中學圖畫 / Art Text for Middle School
美育振興會 (Government Publishing House)
Chugaku Zuga is a fine art textbook from 1931. It is notable for its last page, introducing lettering and commercial art to students via lavish bilingual lettering.
三河國 國寶社噐械製絲
Mikawa Silk Manufacturing
A label for a package of raw silk from approximately 1890. The silk was manufactured in Mikawa no Kuni (Mikawa Province)—a now-defunct area that comprises the eastern half of Aichi prefecture.
伊呂波引紋帳大全 / Irohahikimonchoudaizen
Wada Shōzō
1885 manual of “kamon” / 家紋, traditional family crests, acceptable ornament, and usual application to Japanese clothing of that time.
洋酒まめ天国 / A piece of liquor heaven
Yanagihara Ryohei, editor, designer
Suntory’s house ‘style guide’ for the swinging gentleman of the mid-to-late 1950s and 1960s. Yoshu Mame Tengoku featured sexploitative illustrative covers by Yanagihara himself, as well as racy nude photography and explicit sexual illustration (with j-u-s-t the right amount of detail left out to not enrage censors) by Yokoo Tadanori to illustrate the bawdy tales within.
横尾忠則 / The Complete Yokoo Tadanori
横尾忠則 / Yokoo Tadanori, editor, designer
A collection of Yokoo’s work up until 1978, immediately prior to his near-death experience and decision to stop producing graphic design for much of the 1980s. This book is notable because it was edited and designed by Yokoo himself and bears traces of the darkness, vanity and egoism that permeates so much of his work.
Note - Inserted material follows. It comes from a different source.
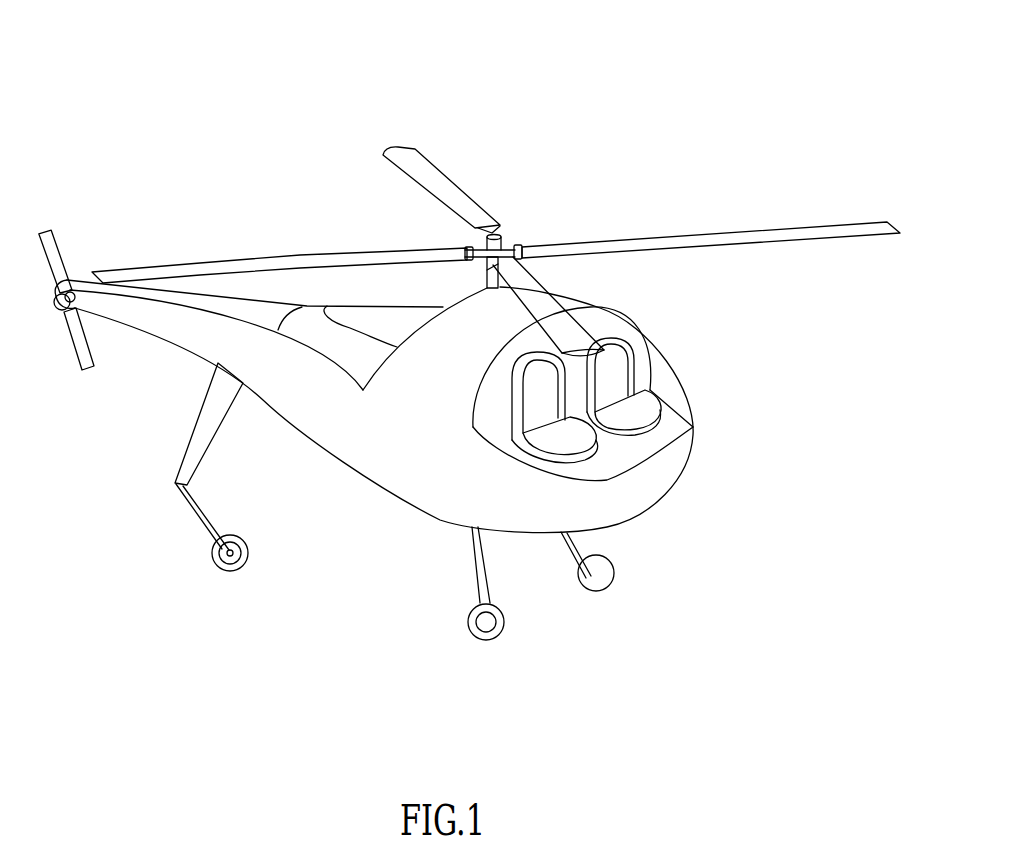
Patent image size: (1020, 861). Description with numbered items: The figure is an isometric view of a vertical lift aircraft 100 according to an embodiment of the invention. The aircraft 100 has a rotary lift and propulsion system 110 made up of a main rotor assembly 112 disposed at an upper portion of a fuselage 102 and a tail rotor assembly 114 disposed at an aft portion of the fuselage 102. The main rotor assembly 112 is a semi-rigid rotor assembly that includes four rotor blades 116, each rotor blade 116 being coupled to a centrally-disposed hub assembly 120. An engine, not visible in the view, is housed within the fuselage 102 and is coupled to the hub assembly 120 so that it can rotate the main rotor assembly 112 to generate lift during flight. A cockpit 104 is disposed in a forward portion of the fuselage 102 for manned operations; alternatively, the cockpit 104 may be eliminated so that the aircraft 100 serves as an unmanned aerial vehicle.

It is a beautifully, lovingly designed book and an amazing work that sums up the best of Yokoo’s career from the mid 1960s.
商業デザイン全集 / The World’s Commercial Art
Aai Sen, Hara Hiromu, Hijikata Teiichi, Imatake Shichiro, Katsumi Masaru, Kamekura Yusaku, Kono Takashi, Koike Shinji, Takiguchi Shuzo, Yamana Ayao; editorial board
Within Shogyo Design Zenshu, foreign work and domestic Japanese design work were placed side-by-side, creating a literal in-step reference for how Japanese design fit into the global continuum. This is a collection of the first four issues from 1952 through 1954, published in 1955.
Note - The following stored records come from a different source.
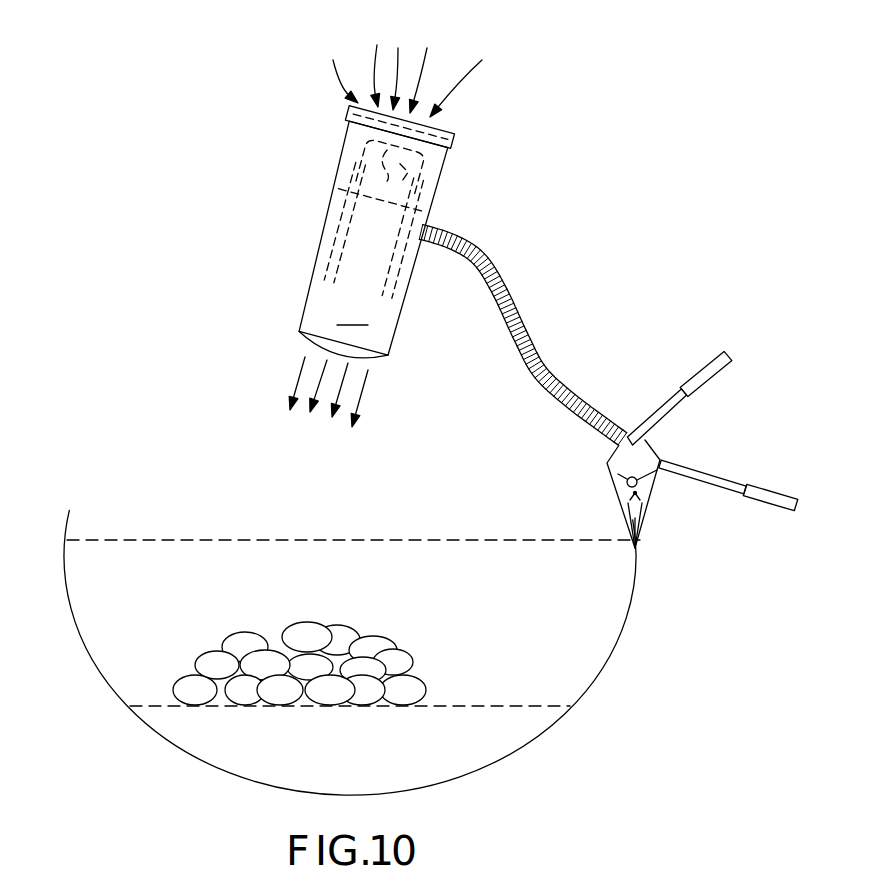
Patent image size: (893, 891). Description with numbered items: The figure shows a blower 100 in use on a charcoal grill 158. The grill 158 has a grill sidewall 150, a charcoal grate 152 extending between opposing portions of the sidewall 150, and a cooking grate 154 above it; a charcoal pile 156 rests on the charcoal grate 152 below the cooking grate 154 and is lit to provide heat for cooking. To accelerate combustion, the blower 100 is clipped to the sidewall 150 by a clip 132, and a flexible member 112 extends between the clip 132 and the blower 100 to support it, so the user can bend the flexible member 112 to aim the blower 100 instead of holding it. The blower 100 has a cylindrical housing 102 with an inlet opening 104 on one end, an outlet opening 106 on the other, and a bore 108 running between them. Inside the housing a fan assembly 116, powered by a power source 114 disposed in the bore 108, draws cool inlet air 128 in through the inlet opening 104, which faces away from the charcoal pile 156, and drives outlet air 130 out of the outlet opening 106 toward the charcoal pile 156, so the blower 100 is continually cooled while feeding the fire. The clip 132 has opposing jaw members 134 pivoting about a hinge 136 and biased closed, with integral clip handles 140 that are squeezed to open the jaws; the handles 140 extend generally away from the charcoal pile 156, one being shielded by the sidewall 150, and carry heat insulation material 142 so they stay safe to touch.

The blower 100 is at (375, 246).
The cylindrical housing 102 is at (370, 238).
The inlet opening 104 is at (399, 127).
The outlet opening 106 is at (342, 348).
The bore 108 is at (352, 313).
The flexible member 112 is at (521, 352).
The power source 114 is at (374, 230).
The fan assembly 116 is at (390, 168).
The inlet air 128 is at (388, 58).
The outlet air 130 is at (352, 430).
The clip 132 is at (681, 469).
The opposing jaw members 134 is at (627, 532).
The hinge 136 is at (639, 486).
The clip handles 140 is at (656, 414).
The heat insulation material 142 is at (709, 370).
The grill sidewall 150 is at (590, 686).
The charcoal grate 152 is at (491, 707).
The cooking grate 154 is at (102, 537).
The charcoal pile 156 is at (350, 626).
The charcoal grill 158 is at (353, 637).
造型思考ノート / (literally, Notes on Making and Looking) / Thinking Eye
Awazu Kiyoshi
This 1974 book is a loose design theory book by Modern master Awazu Kiyoshi, one of the founders of the Metabolist movement of graphic design and architecture—a post-war Japanese architectural movement that fused ideas about architectural megastructures with those of organic biological growth. Awazu is notable for his persistent leftist/Labor-oriented political leanings throughout his career.
カメラ / Camera #7
A notable 1939 photography magazine that exhorted readers to investigate both photojournalism and Moholy-Nagy-style “typo-photo”. Camera is notable for its display lettering in advertisements and “slice of life” examinations of the upper class following the explosion of photography as a leisure pursuit in Japan.
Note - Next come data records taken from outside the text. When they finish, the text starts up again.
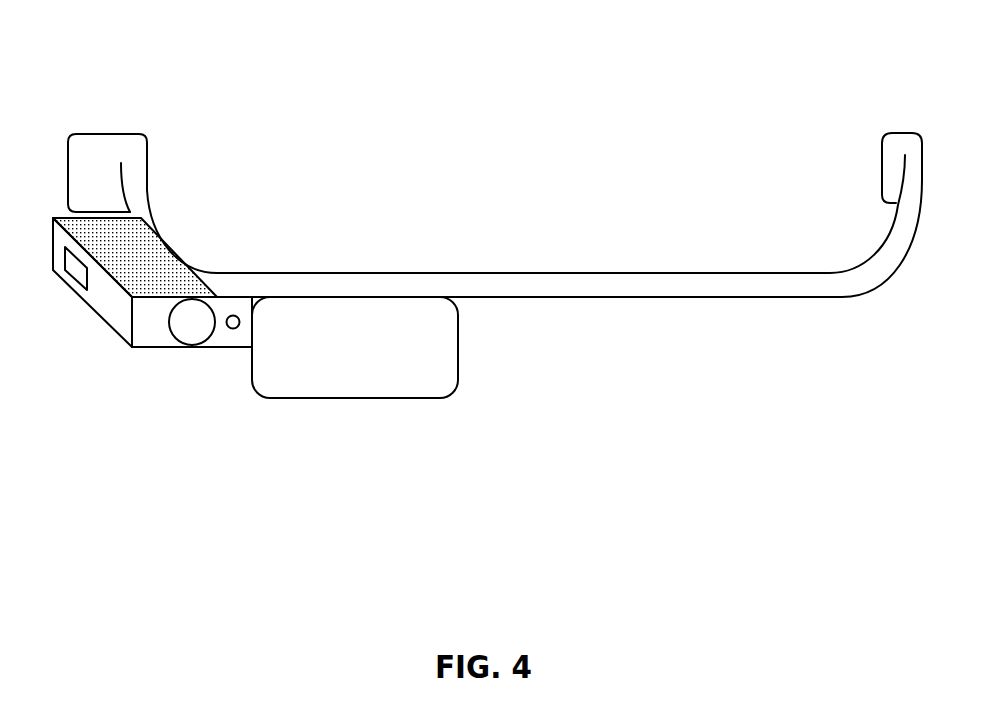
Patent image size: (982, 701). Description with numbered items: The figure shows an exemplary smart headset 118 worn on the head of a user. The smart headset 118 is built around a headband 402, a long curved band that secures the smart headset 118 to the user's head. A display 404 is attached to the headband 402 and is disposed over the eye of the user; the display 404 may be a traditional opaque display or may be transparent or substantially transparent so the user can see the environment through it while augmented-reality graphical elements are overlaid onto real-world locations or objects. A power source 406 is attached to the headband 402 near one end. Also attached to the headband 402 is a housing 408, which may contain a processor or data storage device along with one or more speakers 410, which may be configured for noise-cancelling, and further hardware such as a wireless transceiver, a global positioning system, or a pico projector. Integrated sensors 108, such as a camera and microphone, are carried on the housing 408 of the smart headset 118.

The smart headset 118 is at (163, 51).
The headband 402 is at (528, 272).
The power source 406 is at (82, 135).
The housing 408 is at (100, 315).
The speakers 410 is at (73, 277).
The integrated sensors 108 is at (232, 329).
The display 404 is at (352, 398).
のらくろ伍長 / Corporal Norakuro
Takamizawa Michinao
Literally “Corporal Blackie the Stray Dog”, Norakuro is the tale of an amiable, aloof and earnest stray dog who attempts to pitch in to support his country by joining the Fierce Dogs Brigade, a stand-in for the Japanese Army. This lavishly designed 1969 reprint of a 1933 volume. Norakuro’s creator, Takamizawa Michinao, was a member of the revolutionary avant garde art/design/architecture group MAVO in the early 1920s, a little-discussed link between proletarian graphic design and the then-nascent form of manga. Interestingly, despite widespread appeal and the nationalistic message the manga conveys, Norakuro’s production was forcibly ceased in 1941, immediately pre-war, due to it’s message being “frivolous” by the Press Unit of the Army of Japan. The importance of this manga cannot be understated, as it was the main influence on Tezuka Osamu, “The Father of Manga”, in his childhood, and what pushed him to be a manga cartoonist.